I don't think that's the case with the proposals in this PR. There's a risk that a valid v1.0 event wouldn't be valid as a v1.1 event, but that bothers me less - because the existing events could still flow through systems which are upgraded to be aware of 1.1.
Your example is an interesting one because (w/o proof) I kind of wonder how realistic it is since if we decide that we need "foo" added as an optional attribute you'd think that the odds of it being a different type (or at least a different set of valid chars) than the extension would be pretty low.
I agree that it's reasonably unlikely - but I'd still like to eliminate that risk if possible.

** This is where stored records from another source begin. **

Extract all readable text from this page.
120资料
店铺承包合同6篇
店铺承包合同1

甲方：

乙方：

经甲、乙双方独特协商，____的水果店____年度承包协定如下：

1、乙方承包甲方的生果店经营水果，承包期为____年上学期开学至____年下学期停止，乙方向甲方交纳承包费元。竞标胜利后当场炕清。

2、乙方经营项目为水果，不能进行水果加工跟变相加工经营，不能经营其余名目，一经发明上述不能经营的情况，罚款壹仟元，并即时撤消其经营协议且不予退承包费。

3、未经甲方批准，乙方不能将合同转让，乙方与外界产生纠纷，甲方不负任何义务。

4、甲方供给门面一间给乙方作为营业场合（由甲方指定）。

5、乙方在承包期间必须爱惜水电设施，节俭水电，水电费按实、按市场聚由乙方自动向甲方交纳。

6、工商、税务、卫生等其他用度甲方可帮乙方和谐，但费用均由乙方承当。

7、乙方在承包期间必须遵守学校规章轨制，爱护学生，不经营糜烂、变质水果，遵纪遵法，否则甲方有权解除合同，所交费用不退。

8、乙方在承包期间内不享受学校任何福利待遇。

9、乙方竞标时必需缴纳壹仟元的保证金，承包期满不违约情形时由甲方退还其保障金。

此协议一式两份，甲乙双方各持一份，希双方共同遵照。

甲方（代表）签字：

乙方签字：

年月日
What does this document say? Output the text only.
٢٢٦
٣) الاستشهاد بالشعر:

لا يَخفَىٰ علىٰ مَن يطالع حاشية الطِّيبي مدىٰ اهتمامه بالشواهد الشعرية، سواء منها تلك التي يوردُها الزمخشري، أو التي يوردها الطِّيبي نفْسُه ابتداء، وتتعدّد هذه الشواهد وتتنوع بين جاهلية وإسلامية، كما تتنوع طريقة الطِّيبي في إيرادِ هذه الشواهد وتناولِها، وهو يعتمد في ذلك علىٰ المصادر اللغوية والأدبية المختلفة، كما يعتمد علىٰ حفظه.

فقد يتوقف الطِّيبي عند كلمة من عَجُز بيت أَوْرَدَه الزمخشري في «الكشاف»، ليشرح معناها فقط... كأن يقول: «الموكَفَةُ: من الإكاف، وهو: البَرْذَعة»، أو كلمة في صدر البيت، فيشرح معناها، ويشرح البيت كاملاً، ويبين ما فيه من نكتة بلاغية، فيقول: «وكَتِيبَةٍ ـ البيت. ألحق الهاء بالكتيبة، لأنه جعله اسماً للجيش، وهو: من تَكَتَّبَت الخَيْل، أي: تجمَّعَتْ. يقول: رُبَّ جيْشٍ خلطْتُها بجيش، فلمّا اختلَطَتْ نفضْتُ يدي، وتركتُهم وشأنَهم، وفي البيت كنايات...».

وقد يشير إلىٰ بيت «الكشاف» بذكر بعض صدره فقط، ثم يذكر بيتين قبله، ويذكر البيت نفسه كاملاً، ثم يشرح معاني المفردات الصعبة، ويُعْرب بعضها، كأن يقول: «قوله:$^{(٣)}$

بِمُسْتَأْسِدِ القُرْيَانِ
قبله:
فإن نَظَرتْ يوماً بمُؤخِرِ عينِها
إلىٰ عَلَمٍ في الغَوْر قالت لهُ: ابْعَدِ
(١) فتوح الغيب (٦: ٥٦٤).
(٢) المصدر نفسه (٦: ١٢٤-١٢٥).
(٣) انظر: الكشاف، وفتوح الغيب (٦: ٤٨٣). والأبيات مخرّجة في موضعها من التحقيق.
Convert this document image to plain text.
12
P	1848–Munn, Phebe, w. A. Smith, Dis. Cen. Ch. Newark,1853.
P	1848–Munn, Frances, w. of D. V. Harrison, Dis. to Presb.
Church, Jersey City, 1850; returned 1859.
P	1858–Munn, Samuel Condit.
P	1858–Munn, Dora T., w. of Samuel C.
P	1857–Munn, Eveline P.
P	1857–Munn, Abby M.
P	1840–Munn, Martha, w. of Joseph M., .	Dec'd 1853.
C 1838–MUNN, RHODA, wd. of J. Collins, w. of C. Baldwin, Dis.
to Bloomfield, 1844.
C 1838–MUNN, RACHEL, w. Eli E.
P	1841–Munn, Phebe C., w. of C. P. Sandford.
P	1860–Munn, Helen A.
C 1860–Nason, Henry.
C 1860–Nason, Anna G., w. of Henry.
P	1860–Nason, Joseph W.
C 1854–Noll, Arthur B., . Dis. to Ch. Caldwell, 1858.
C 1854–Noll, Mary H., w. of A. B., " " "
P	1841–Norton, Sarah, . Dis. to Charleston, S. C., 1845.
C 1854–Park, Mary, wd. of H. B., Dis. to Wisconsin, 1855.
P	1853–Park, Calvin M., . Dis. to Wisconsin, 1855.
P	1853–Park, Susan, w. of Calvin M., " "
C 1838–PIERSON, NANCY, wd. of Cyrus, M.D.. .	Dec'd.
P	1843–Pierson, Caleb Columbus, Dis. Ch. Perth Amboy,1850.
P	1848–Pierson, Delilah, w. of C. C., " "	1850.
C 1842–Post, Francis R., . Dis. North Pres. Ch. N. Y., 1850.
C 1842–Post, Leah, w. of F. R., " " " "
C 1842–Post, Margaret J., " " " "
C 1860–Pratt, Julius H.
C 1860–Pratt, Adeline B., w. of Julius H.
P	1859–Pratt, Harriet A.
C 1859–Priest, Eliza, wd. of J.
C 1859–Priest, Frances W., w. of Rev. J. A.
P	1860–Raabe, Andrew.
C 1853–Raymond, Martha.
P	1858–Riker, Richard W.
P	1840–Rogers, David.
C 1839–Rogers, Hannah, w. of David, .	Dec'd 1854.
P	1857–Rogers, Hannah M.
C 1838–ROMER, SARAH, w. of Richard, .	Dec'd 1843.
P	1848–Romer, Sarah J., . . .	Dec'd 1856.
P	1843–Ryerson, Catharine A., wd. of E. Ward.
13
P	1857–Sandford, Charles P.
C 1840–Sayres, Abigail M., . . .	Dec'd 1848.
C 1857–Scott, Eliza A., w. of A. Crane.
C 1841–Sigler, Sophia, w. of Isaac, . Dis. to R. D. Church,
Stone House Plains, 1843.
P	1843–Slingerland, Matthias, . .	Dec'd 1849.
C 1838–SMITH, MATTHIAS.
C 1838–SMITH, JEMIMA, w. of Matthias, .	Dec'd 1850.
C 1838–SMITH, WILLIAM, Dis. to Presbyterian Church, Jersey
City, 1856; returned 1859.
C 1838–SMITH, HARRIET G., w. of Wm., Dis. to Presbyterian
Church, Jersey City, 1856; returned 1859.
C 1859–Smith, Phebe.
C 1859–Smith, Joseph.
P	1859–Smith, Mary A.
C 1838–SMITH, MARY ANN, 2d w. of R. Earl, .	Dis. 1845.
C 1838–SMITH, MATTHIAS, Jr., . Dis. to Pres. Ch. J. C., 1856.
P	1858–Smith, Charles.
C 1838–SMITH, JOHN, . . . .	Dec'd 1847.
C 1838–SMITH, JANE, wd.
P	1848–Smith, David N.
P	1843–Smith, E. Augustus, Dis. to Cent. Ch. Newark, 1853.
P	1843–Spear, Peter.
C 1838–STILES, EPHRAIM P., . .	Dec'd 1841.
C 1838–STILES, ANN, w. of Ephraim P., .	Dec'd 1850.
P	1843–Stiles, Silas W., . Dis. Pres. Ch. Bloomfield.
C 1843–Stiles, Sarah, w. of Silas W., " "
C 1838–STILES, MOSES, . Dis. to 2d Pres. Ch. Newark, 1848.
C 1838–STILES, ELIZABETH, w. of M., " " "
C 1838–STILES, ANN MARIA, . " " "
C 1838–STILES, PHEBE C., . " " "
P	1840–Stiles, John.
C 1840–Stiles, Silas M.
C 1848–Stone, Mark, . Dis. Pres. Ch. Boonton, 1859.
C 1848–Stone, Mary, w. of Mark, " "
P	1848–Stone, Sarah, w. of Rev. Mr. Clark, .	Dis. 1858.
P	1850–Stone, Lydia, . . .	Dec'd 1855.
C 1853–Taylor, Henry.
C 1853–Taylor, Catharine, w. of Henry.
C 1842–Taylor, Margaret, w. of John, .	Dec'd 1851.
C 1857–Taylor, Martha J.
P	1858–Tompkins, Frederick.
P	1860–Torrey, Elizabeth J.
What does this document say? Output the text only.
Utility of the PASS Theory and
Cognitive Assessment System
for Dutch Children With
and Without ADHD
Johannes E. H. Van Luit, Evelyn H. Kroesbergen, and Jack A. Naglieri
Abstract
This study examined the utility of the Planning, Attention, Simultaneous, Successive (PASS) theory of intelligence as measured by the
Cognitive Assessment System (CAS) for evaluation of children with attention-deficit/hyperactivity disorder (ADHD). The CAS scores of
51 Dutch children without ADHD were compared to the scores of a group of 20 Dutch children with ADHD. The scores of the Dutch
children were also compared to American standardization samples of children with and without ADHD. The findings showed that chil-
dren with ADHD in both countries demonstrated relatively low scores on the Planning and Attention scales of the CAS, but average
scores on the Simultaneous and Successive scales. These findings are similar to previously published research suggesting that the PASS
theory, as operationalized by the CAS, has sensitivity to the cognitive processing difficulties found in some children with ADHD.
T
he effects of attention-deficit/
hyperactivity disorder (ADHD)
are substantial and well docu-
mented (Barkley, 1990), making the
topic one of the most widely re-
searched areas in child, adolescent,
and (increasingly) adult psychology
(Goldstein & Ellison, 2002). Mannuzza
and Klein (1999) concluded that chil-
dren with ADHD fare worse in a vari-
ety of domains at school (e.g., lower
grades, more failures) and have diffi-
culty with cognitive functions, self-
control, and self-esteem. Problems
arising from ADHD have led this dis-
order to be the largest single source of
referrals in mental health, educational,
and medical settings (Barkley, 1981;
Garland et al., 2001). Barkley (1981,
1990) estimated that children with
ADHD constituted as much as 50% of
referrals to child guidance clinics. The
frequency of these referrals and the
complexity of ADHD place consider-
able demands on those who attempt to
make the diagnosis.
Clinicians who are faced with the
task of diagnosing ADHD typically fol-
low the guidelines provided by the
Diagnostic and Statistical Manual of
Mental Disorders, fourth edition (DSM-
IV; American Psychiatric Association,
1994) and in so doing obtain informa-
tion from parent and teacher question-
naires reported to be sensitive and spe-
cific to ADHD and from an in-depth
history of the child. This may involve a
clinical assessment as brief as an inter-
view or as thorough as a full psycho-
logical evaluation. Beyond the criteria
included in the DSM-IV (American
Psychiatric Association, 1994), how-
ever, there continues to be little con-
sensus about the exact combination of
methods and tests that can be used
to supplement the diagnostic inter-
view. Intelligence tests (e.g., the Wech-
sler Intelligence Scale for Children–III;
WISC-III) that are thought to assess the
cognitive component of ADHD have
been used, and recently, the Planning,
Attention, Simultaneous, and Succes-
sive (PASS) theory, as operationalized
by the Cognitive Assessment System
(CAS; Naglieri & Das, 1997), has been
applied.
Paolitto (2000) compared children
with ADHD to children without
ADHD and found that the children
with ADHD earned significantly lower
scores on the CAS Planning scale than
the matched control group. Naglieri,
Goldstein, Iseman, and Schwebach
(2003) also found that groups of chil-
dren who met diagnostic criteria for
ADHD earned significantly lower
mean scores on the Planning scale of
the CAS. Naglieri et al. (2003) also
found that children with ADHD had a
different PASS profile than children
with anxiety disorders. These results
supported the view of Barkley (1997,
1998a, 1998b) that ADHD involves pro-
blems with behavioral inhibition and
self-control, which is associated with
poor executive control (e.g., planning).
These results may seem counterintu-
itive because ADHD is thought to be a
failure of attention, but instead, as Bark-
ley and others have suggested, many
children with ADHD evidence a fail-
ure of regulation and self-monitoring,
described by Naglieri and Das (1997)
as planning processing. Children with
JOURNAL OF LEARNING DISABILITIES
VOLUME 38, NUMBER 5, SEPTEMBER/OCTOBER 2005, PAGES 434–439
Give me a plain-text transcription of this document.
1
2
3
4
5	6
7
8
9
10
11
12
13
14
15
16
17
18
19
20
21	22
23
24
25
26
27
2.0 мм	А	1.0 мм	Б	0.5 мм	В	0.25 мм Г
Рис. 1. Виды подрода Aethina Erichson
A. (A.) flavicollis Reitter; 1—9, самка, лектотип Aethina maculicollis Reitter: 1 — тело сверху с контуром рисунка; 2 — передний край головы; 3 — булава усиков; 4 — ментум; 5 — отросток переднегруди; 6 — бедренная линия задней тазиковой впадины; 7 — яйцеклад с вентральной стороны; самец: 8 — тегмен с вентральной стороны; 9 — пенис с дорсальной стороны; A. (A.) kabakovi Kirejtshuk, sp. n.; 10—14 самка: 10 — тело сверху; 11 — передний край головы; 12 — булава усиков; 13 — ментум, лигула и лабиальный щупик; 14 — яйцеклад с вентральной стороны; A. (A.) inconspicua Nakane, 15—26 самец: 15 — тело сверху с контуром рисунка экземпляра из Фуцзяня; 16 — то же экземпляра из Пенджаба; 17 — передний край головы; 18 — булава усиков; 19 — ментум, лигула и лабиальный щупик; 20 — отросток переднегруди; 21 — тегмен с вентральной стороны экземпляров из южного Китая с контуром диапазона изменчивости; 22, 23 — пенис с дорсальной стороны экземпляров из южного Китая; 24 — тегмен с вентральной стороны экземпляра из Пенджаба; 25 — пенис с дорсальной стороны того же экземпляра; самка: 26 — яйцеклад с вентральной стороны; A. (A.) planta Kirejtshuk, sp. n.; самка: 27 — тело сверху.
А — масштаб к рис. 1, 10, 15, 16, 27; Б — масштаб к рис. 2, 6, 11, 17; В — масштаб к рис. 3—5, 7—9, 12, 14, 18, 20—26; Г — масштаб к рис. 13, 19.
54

Per discussion; regarding X- https://datatracker.ietf.org/doc/html/rfc6648
The more I think about my C compiler comparison the more I like it :-) because for the most part there aren't versions involved - it's just "cc myapp.c" and so I think looking at how people deal with that might be a fair comparison.
If my compiler defines an extension that eventually conflicts with the standard C lang definition, then when I upgrade my compiler (assuming they change things to be compliant) then my code will most likely not compile cleanly - no promise that an old program will work with the latest (or different C) compiler if I use extensions. That's just the risk of defining and using extensions.
TBH this is partially why I sometimes wish we didn't have a version string at all - it gives a false sense of security. Kind of like how we tell people "if you stick with the Kubernetes resources your app is 100% portable" or the "v1" part of the of the K8s version strings guarantee compatibility :-)
On the Sept 1 call we agreed to close this for now but really put it "on hold" until we have a concrete need to address. Jon will keep the branch around for people to read if they want.